While your employer’s 401(k) plan is intended to help you establish and manage a retirement savings account that meets your current and future needs, understanding your 401(k) options isn’t always intuitive.
Here’s a look at some common features that 401(k) plans include, and how the terms, features and benefits associated with these accounts impact your money.
Direct contributions from your paycheck
If your employer offers a 401(k) plan, enrollment usually requires little more than filling out a short form, and stating how much of your paycheck you wish to contribute to the account each pay period.
Why should you contribute to your employer’s 401(k) plan directly from your paycheck, as opposed to placing the money in your own savings account, or taking the money in your paycheck and then diverting the money into an investment or retirement account you already own? In short: Tax deferred benefits.

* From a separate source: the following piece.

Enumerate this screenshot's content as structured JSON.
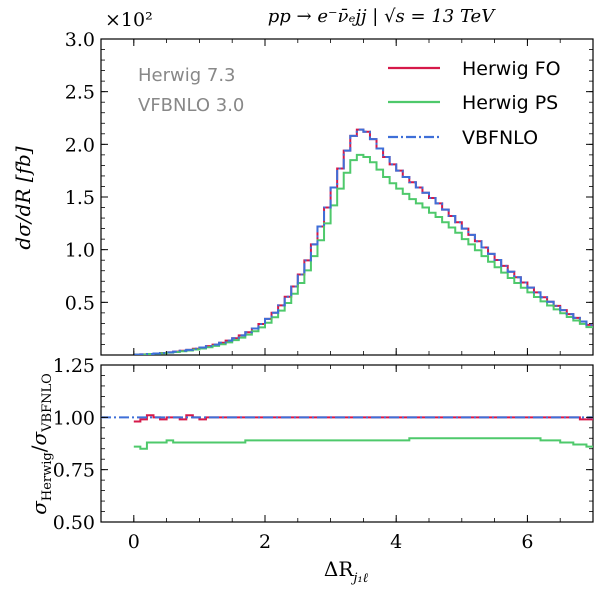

When you designate a direct contribution to your 401(k) from your paycheck, the dollars are considered “pre-tax” — funds you put toward your 401(k) plan (up to the maximum contribution limit) are not included in your taxable income for that year.

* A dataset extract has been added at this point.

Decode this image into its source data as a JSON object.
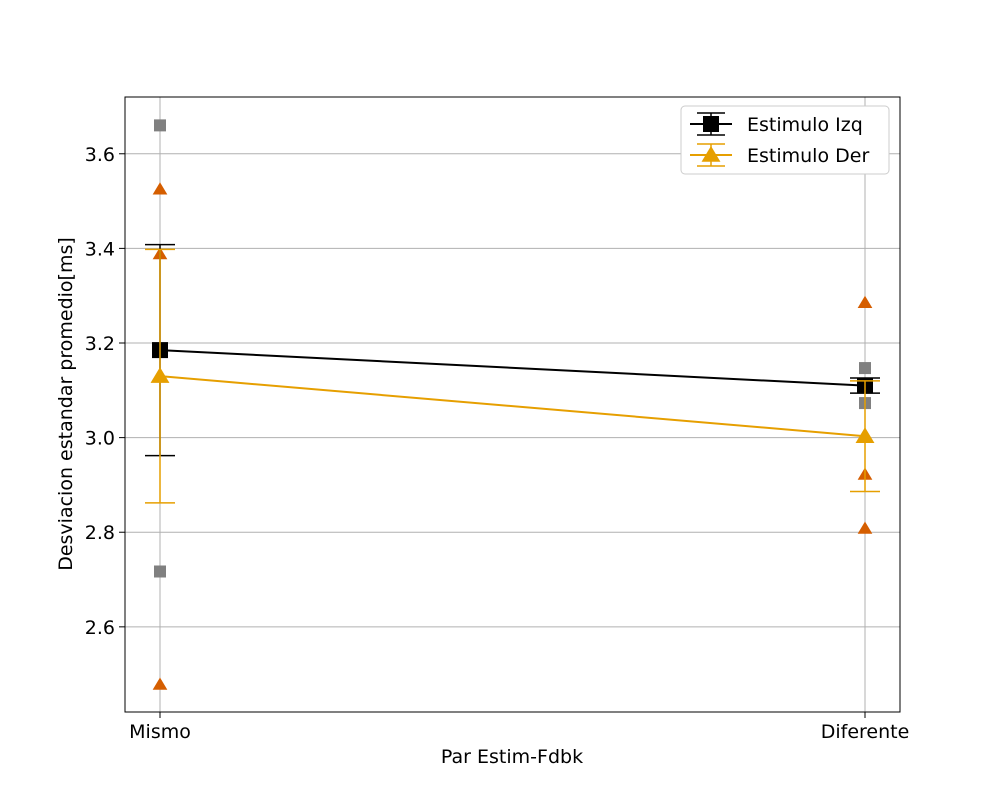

The possibility of free money from your employer
If your employer offers to “match” a portion of the funds you contribute to your 401(k) plan (commonly up to 3 percent or 6 percent of your own annual retirement contribution), it’s akin to receiving free money to put toward your retirement. Like your own 401(k) contributions, employer matches are not considered taxable income and are tax deferred until you take distributions from the account.
Control over how long your money can grow
The money you invest into your 401(k) plan (the principal) grows tax-free until you take distributions from the account. Though you can technically access the funds in your 401(k) plan before retirement, you may face fees, penalties and potential tax liability for doing so before age 59 ½ unless you qualify for some predetermined exemptions. If you leave your employer, the money you put into your 401(k) plan is also yours to keep. You can avoid penalties by rolling the 401(k) funds directly into an individual retirement account with a plan administrator of your choice, or your employer may allow you to leave the account as is, indefinitely.

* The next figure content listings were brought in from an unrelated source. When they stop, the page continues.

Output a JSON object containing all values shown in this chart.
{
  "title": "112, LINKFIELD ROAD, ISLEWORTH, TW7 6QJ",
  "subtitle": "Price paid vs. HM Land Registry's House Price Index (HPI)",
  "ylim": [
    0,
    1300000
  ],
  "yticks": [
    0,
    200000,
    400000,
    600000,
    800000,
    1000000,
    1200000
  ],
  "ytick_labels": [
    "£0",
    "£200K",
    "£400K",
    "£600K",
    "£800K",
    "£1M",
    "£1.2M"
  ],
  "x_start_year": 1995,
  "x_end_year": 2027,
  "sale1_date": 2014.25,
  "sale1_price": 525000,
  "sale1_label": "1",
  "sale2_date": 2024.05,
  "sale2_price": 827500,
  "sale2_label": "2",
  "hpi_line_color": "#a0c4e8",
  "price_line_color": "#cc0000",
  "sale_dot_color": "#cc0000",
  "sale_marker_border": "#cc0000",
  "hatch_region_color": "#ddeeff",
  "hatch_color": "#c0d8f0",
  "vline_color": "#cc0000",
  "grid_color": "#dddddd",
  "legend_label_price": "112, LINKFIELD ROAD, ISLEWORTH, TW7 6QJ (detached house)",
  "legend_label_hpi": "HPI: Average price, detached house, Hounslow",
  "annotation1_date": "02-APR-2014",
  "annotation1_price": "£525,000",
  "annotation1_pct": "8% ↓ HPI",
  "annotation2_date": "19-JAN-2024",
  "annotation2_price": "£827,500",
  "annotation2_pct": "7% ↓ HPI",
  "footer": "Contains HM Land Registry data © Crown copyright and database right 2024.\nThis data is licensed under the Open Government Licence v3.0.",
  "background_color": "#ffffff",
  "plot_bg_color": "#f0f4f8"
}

The flexibility to invest how much you want
Though the federal government states that you cannot contribute more than $18,000 a year into your 401(k) account for 2015, that limit doesn’t include employer contributions to your account. If you’re paid biweekly, for example, a recurring contribution of about $700 a pay period would help you reach the annual limit — and presents a significant opportunity to lower your taxable income. Most employers allow employees to adjust the amount they contribute to retirement from their paychecks at any time.
Options for your money based on goals and risk tolerance
Regardless of the administrator your employer uses to manage the 401(k) plan, most offer a range of investing options. However, since investments like bonds and money market funds tend to be low risk, there’s limited potential to grow your money. Stocks and mutual funds (which are essentially a basket of many stocks) tend to be a bit riskier, but don’t assume you can’t afford to take the loss. In fact, the longer you have until retirement to recover potential losses that may occur from market volatility, the more aggressive you can afford to be in your investments.
Customized plan advice
In addition to the opportunity to research, review and choose the investment options your 401(k) plan offers independently, many 401(k) plans offer age-based investment tools. These products aim to simplify the process for plan owners who customize a diversified portfolio based on the plan owner’s age, desired retirement age, amount saved and needed, and appetite for risk. Some plans may also offer direct access to an investment representative, though fees vary by provider.